双旋弹道修正引信的惯导外杆臂误差分析与补偿

doi:10.12382/bgxb.2024.0514

摘要/Abstract

摘要：

双旋弹道修正弹在有控飞行阶段会由于气动力的变化而表现出高动态特性,使安装于引信隔旋头部的捷联惯性导航系统测量数据存在外杆臂误差,对弹道参数测量产生影响,导致修正精度下降。针对这一问题,通过建模分析章动进动和弾轴摆动角速度对于双旋弹道修正弹引信隔旋头部SINS测量数据的影响,揭示了二者之间的联系,提出一种基于陀螺仪测量数据的外杆臂效应误差补偿方法。仿真结果表明:对于某射程为30km的双旋弹道修正弹,弹丸的高动态特性会导致约57m的射程误差,经过误差补偿后可降低至不到10m;实验结果表明:采取该补偿方法后,位置解算误差平均减少约55%。基于陀螺仪测量数据的外杆臂效应误差补偿方法能够有效减小双旋弹道修正弹的高动态惯导解算误差,显著提高弹药的精准打击能力。

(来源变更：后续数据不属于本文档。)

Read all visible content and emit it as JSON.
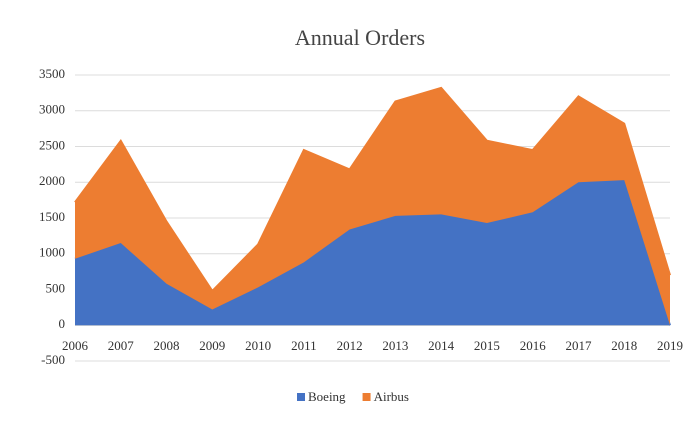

关键词: 双旋弹道修正弹, 高动态, 捷联惯性导航系统, 外杆臂误差, 章动进动

Abstract:

A double spin ballistic correction projectile exhibits high dynamic characteristics due to aerodynamic changes during controlled flight,resulting in the external gimbal arm errors to exist in the measured data of strapdown inertial navigation system mounted on the spin-isolated portion of the fuze.The measurement of ballistic parameters is affected by the external gimbal arm errors,resulting in a decrease in correction accuracy.To address this issue,this paper models and analyzes the effects of nutation,precession,and high-speed angular motion of double spin ballistic correction projectile on the SINS measured data at the spin-isolated portion of the fuze,thus verifying the relationships among these factors.A compensation method for the external gimbal arm effect error based on gyroscope measurement data is proposed.Simulated results show that,the high dynamic characteristics of double spin ballistic correction projectile with a range of 30km during the controlled flight cause a range error of approximately 57 meters,which is reduced to less than 10 meters after error compensation.Experimental results demonstrate that this compensation method is used to reduce the calculated error of position by around 55%.The proposed compensation method based on gyroscope measurement data effectively reduces the inertial navigation calculation errors caused by the high dynamic characteristics of double spin ballistic correction projectile,thereby significantly improving the precision strike capability of the munition.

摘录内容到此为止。